The new issue of the BYU Education and Law Journal includes an article by Professors Julie Davies (McGeorge School of Law) and Lisa Bohon (Cal State Sacramento) called Re-Imagining Public Enforcement of Title IX. Their piece is an important contribution to the scholarship on Title IX, very little of which analyzes enforcement and evaluates its efficacy.
The authors maintain that we should not view private enforcement (i.e., lawsuits) as a substitute for government's efforts to enforce Title IX. Even though lawsuits are effective and remedying and deterring noncompliance, there are more instances of noncompliance than plaintiffs and attorneys have the financial incentive to litigate. Private enforcement, therefore, fails to fully enforce the statute, so public enforcement must be effective.

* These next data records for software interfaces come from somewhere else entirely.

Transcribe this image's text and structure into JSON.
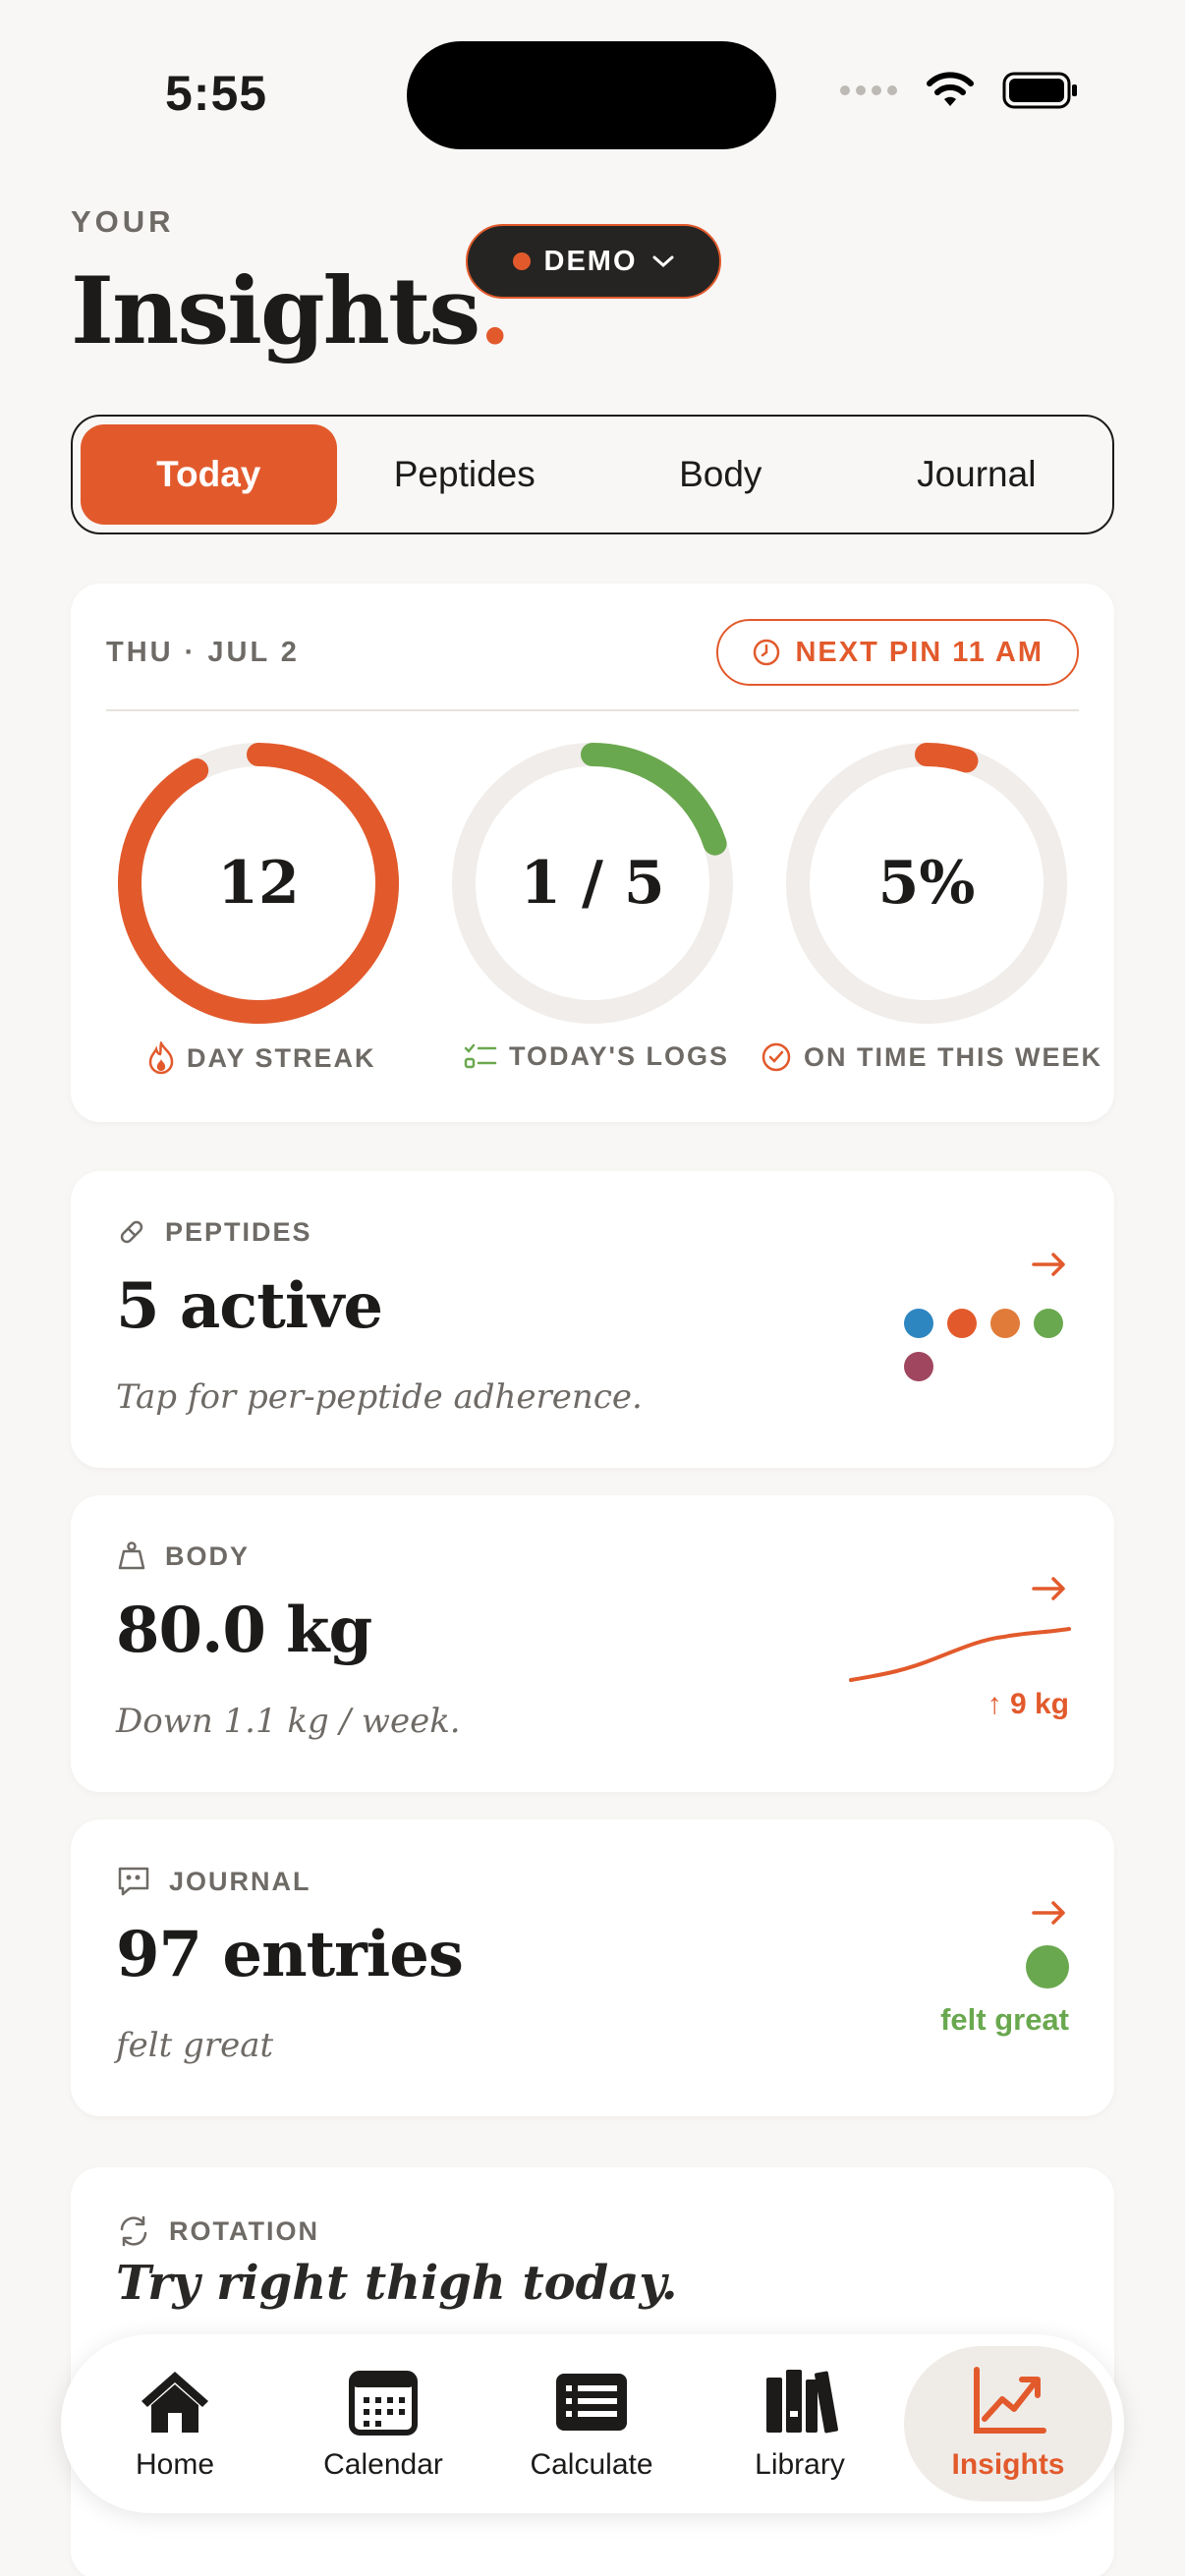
{
  "status_bar": {
    "time": "5:55"
  },
  "header": {
    "eyebrow": "YOUR",
    "title": "Insights",
    "title_dot": ".",
    "demo_label": "DEMO"
  },
  "tabs": [
    {
      "label": "Today",
      "active": true
    },
    {
      "label": "Peptides",
      "active": false
    },
    {
      "label": "Body",
      "active": false
    },
    {
      "label": "Journal",
      "active": false
    }
  ],
  "today": {
    "date": "THU · JUL 2",
    "next_pin": "NEXT PIN 11 AM",
    "rings": [
      {
        "value": "12",
        "label": "DAY STREAK",
        "progress": 0.92,
        "color": "#e25a2c"
      },
      {
        "value": "1 / 5",
        "label": "TODAY'S LOGS",
        "progress": 0.2,
        "color": "#6aa84f"
      },
      {
        "value": "5%",
        "label": "ON TIME THIS WEEK",
        "progress": 0.05,
        "color": "#e25a2c"
      }
    ]
  },
  "peptides_card": {
    "kicker": "PEPTIDES",
    "headline": "5 active",
    "sub": "Tap for per-peptide adherence.",
    "dot_colors": [
      "#2e86c1",
      "#e25a2c",
      "#e07b39",
      "#6aa84f",
      "#a0465f"
    ]
  },
  "body_card": {
    "kicker": "BODY",
    "headline": "80.0 kg",
    "sub": "Down 1.1 kg / week.",
    "delta": "↑ 9 kg"
  },
  "journal_card": {
    "kicker": "JOURNAL",
    "headline": "97 entries",
    "sub": "felt great",
    "mood": "felt great"
  },
  "rotation_card": {
    "kicker": "ROTATION",
    "headline": "Try right thigh today."
  },
  "nav": [
    {
      "label": "Home",
      "icon": "home-icon",
      "active": false
    },
    {
      "label": "Calendar",
      "icon": "calendar-icon",
      "active": false
    },
    {
      "label": "Calculate",
      "icon": "calculate-icon",
      "active": false
    },
    {
      "label": "Library",
      "icon": "library-icon",
      "active": false
    },
    {
      "label": "Insights",
      "icon": "insights-icon",
      "active": true
    }
  ],
  "colors": {
    "accent": "#e25a2c",
    "green": "#6aa84f",
    "background": "#f8f7f5"
  }
}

To this end, the authors recommend that OCR do more to help funding recipients prevent instances of noncompliance, and recommend specifically, for example, disseminating practical, useful materials like "sample policies, checklists or guidelines, research on issues or alternate procedures." OCR could provide this kind of service effectively if it partnered with and capitalized on the expertise of state and local officials who already serve as the "front lines of enforcement."
The authors also recommend that OCR employ "intermediate" sanctions. OCR's enforcement currently is aimed at determining whether or not to cut of an educational institution's federal funds -- a sanction so "draconian...that the enforcing agencies are reluctant to use it." OCR could, they argue, initiate litigation, take on litigation on behalf of a party, or intervene in ongoing private litigation. This type of enforcement action might help dispell the widespread perception, which the authors confirmed in interviews with educational institutions subject to Title IX, that OCR is a paper tiger.
Citation: Julie A. Davies & Lisa M. Bohon, Re-Imagining Public Enforcement of Title IX, 2007 BYU Educ. & L.J. 25 (2007).